E poi anche l’esperto, “ma solo da noi il criterio di competenza viene tenuto completamente al riparo dall’oggetto della discussione. Come se l’accademico in se avesse il potere di dire qualsiasi cosa, avesse la verità assoluta in tasca. E poi c’è un meccanismo francamente insostenibile”, sostiene Parsi.
Quale? “L’utilizzo delle metafore, delle analogie, come se la complessità dello scenario internazionale fosse semplificabile con le dinamiche del quotidiano.
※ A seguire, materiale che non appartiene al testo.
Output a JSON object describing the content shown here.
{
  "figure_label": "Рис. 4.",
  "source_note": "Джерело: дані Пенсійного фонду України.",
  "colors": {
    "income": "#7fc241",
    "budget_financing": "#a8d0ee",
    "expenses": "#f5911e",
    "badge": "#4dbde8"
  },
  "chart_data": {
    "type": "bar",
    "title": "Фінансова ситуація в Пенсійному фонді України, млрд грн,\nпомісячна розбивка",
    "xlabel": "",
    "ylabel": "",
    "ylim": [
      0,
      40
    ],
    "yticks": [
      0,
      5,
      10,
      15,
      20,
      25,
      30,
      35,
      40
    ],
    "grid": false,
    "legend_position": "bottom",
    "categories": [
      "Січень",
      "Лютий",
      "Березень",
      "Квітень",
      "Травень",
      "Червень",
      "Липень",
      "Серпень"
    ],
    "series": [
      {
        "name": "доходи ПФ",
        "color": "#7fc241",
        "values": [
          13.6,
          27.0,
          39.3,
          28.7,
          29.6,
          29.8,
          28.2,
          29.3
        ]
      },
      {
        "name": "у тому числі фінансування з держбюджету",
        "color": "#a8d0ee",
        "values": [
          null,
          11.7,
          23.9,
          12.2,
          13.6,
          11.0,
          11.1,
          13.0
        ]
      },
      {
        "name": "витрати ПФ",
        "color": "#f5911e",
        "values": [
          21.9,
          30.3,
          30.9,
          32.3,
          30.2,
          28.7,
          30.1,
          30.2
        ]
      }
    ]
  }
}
Già Giovanni Sartori ci aveva avvertiti. Ecco, quando noi accademici andiamo in tv dobbiamo stare molto attenti a distinguere il livello delle analisi dalle reazioni di pancia”.
In pratica ci vuole una sorta di Aventino degli esperti dalle trasmissioni urlate? “Fortunatamente non tutto è governato con queste regole. Ci sono programmi più pacati, seppur popolari, in cui è ancora possibile discutere: penso a Tagadà, ItaliaSì. Sulla tv svizzera italiana c’è un format che si chiama ’60 minuti’. Sei esperti scelti con criterio discutono, moderati da un conduttore che non ti parla continuamente sopra. Condividendo le regole del gioco, il metodo, che è centrale. Perché se contesti quello salta tutto, è impossibile far confrontare idee contrapposte. Lì si fa vero servizio pubblico”.
Ma allora perché, pur con un continuo dissanguamento di ascolti, da noi il talk si porta sbracato, selvaggio?
“È una tv vecchia, fatta con idee vecchie e per i vecchi”. E quindi difficilmente potrà avere un futuro, parrebbe di credere. “Io credo che il pubblico alla fine si stancherà della riproposizione costante di queste dinamiche da arena. Non serve a comprendere le cose ma a prendere una parte”.
Dopo l’esperienza a Cartabianca ha smesso con la tv?
“No, ci torno oggi stesso. Ripeto, gli accademici non devono rinunciare a parlare al grande pubblico. Servono però confini e cornici precise. Una cosa è certa: a Cartabianca non ci metterò mai più piede”.